Going beyond the textbook

For olympiad aspirants and curious learners — topics that build on this chapter.

  • Read Agha Shahid Ali's 'The Country Without a Post Office' (1997) — the collection written during the Kashmir insurgency. Compare the exile poet's grief in these poems with Ghosh's description of Shahid's Kashmir memories in the essay. Does the poetry confirm Ghosh's portrait? How does the formal ghazal structure (complete couplets, repeated refrain) embody the exile's experience of fragmentation and return?
  • Research the concept of 'testimonial literature' — writing that bears witness to suffering for audiences who did not experience it. Scholars of Holocaust literature (Lawrence Langer, Shoshana Felman) have developed frameworks for how testimonial writing works: it cannot fully convey the experience (the gap between word and event), but it can indicate the gap, making the reader aware of what cannot be said. Does Ghosh's essay about Shahid function as testimonial literature about the Kashmir conflict? About dying? About exile? What can it indicate that it cannot fully convey?
  • Compare Ghosh's essay with Keats's 'Ode to a Nightingale' — both texts are about the confrontation between mortal humans and something that continues beyond them (Shahid's poetry, the nightingale's song). Keats envies the bird's seeming immortality; Ghosh asks writing to grant Shahid something close to immortality.
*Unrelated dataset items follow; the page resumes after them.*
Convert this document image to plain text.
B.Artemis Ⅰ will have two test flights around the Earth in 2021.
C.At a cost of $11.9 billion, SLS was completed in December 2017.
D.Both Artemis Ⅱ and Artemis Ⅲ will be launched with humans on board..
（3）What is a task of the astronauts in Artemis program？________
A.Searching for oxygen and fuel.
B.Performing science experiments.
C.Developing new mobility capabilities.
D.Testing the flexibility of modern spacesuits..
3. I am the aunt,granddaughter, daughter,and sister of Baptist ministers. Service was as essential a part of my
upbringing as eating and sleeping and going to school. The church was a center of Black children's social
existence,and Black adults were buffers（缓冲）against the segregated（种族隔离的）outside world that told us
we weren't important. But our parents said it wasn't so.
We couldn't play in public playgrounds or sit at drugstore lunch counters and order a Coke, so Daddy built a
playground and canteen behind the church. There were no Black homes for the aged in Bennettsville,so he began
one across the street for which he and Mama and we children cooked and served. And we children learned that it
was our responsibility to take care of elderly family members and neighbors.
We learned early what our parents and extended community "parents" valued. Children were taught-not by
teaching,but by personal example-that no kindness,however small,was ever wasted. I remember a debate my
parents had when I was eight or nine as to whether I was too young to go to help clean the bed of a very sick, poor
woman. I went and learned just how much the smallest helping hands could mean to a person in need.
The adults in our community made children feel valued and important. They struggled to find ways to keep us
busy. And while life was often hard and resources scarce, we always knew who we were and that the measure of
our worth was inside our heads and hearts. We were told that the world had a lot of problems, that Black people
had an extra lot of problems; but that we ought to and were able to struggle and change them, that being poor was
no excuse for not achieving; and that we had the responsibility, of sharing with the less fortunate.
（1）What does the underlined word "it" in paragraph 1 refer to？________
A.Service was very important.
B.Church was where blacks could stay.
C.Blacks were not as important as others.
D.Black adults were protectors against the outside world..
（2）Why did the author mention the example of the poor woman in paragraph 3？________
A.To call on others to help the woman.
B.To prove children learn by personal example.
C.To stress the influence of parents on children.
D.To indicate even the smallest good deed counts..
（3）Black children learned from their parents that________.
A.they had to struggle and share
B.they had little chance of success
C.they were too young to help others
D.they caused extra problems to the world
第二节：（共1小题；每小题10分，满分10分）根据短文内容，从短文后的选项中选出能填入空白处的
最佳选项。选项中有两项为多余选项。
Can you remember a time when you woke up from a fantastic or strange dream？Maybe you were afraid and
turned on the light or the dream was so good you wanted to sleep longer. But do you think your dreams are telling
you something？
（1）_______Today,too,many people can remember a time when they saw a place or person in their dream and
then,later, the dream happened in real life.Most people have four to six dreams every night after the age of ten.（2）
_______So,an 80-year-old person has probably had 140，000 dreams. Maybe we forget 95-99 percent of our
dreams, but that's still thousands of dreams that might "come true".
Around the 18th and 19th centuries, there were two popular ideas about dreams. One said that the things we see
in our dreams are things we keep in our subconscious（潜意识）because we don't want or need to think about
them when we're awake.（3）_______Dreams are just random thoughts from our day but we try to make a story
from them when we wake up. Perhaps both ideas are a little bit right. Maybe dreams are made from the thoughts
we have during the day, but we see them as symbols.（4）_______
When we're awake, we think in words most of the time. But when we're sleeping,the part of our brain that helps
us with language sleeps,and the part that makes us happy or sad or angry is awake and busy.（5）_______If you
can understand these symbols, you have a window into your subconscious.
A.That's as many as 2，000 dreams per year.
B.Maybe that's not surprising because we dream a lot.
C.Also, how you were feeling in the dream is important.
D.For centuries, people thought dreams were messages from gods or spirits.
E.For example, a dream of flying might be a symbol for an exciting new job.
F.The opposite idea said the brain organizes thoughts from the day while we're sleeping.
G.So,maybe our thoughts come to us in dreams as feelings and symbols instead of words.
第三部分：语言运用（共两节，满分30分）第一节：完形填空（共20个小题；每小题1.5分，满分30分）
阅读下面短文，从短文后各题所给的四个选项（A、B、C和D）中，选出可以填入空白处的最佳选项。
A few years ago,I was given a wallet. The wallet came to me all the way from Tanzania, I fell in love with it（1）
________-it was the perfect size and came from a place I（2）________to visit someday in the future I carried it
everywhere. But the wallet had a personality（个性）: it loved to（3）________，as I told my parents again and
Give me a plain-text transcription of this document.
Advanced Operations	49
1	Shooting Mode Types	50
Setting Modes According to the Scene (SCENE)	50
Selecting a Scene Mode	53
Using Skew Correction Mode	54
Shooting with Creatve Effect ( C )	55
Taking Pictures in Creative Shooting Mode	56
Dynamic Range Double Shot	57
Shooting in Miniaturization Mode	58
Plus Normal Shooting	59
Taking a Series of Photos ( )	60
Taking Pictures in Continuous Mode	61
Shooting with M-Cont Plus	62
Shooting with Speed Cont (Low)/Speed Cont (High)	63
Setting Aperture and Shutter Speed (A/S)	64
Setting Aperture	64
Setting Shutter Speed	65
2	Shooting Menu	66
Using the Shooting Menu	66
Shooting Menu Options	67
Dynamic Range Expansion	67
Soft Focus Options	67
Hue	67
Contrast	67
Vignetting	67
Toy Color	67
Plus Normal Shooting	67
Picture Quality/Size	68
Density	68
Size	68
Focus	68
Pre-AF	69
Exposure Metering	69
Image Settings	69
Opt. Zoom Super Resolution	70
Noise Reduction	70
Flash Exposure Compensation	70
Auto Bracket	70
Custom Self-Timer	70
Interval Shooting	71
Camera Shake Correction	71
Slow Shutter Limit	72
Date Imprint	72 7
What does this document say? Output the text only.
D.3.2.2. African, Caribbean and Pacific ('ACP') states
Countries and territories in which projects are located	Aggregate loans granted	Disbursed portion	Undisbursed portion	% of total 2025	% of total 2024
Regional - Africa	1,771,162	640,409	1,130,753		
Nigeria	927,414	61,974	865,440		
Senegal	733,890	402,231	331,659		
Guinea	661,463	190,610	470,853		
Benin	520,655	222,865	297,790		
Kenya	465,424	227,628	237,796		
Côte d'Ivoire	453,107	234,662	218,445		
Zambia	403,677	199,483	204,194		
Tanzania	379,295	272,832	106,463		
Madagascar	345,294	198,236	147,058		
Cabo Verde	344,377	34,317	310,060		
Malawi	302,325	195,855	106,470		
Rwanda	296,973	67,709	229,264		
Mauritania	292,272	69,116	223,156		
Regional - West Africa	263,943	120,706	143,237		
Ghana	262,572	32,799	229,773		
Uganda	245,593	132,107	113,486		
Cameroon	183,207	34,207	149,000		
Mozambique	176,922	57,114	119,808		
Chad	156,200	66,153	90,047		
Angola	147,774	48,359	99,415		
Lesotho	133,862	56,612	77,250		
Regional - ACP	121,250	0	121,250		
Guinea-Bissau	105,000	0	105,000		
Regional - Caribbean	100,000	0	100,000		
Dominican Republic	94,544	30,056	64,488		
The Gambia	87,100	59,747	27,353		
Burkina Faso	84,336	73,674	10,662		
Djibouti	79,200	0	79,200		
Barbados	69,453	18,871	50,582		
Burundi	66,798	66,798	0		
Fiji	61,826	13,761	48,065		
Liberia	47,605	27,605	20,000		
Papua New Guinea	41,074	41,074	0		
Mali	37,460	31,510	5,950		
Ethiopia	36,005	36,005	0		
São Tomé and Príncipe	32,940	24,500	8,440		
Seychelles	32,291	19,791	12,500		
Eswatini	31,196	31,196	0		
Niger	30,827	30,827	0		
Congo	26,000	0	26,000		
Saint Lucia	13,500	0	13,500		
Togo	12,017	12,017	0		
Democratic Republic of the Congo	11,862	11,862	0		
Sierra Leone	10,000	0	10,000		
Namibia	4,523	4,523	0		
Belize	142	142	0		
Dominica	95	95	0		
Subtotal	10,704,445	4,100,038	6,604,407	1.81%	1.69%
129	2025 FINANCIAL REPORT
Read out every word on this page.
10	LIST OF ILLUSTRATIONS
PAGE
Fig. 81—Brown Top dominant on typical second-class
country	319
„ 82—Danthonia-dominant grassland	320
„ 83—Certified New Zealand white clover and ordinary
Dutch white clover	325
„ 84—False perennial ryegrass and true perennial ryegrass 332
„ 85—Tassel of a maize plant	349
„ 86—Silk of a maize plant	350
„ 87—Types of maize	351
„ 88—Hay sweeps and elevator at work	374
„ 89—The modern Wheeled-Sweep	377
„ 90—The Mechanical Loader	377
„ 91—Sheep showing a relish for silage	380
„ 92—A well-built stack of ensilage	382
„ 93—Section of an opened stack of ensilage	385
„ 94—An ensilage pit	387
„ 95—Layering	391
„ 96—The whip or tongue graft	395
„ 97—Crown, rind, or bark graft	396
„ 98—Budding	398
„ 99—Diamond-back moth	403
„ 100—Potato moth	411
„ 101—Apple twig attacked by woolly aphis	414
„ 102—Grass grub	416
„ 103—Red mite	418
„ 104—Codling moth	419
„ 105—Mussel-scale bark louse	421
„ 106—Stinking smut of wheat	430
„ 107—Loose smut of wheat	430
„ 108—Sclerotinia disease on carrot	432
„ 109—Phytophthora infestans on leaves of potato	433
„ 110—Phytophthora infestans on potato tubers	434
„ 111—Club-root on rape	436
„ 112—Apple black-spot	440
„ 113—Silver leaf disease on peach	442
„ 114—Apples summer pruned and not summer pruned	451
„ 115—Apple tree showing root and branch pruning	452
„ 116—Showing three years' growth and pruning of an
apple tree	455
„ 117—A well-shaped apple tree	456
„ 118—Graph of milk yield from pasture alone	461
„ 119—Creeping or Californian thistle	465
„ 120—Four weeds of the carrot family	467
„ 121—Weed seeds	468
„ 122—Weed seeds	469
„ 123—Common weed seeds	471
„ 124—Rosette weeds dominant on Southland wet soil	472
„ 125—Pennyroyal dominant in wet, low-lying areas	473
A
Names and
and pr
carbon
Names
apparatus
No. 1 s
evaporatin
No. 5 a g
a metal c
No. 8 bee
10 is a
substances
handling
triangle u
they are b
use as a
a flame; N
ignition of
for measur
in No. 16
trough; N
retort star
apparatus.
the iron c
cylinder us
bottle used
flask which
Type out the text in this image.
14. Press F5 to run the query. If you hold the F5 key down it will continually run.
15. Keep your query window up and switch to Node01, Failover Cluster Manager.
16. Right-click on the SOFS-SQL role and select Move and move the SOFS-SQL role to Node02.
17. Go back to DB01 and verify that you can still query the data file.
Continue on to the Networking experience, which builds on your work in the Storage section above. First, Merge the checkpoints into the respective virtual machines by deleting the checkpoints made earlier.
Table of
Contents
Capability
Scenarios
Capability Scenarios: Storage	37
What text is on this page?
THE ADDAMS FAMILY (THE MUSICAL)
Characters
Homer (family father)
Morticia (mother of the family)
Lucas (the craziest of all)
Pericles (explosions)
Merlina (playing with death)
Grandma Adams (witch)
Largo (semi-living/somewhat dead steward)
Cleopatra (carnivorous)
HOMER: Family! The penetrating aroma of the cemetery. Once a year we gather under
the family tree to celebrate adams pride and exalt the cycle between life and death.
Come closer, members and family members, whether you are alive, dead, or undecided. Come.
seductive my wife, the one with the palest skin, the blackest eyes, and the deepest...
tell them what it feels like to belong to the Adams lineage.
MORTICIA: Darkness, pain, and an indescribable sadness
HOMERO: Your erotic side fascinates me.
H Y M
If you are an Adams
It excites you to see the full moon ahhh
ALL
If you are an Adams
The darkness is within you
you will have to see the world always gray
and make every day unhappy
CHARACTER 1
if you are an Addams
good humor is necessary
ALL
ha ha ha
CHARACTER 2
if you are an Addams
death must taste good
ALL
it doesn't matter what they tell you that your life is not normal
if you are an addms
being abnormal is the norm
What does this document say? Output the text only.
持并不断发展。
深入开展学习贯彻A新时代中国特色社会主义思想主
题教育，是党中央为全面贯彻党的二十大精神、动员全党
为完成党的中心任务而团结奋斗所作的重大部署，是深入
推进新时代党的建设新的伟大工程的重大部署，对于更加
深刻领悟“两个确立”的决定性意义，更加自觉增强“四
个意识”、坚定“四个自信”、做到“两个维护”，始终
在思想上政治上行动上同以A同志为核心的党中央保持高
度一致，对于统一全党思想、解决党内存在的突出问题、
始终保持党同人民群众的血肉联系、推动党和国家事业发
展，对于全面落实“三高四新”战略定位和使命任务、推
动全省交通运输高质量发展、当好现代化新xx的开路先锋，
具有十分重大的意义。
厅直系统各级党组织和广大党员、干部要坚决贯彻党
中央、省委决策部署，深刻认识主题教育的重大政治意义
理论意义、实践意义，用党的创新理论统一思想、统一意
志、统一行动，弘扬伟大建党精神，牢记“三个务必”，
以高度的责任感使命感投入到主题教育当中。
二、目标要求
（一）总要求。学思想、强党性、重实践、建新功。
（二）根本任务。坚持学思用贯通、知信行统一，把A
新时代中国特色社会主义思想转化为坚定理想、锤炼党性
Do writers genuinely escape death through their work, or is this consolation fiction? Explore the tradition of 'immortality through art' — from Horace's 'exegi monumentum' ('I have built a monument') to Shakespeare's Sonnet 18 ('So long as men can breathe...').
  • Investigate the 'ghazal' as a form more deeply: its origins in 10th-century Arabic love poetry, its Persian development through Hafiz and Rumi, its Urdu flowering through Ghalib and Faiz, and Shahid's English experiments. The ghazal's defining feature — each couplet COMPLETE IN ITSELF but emotionally linked — is also how memory of the dead works: each memory is self-contained but connected in the larger fabric of grief. Did Shahid's mastery of the ghazal shape how Ghosh WRITES about him — disconnected scenes, each complete, but building a cumulative portrait?

Where else this chapter is tested

CBSE board isn't the only one — other exams test this chapter too.

Questions students ask

The real ones — pulled from the Q&A community and tutor sessions.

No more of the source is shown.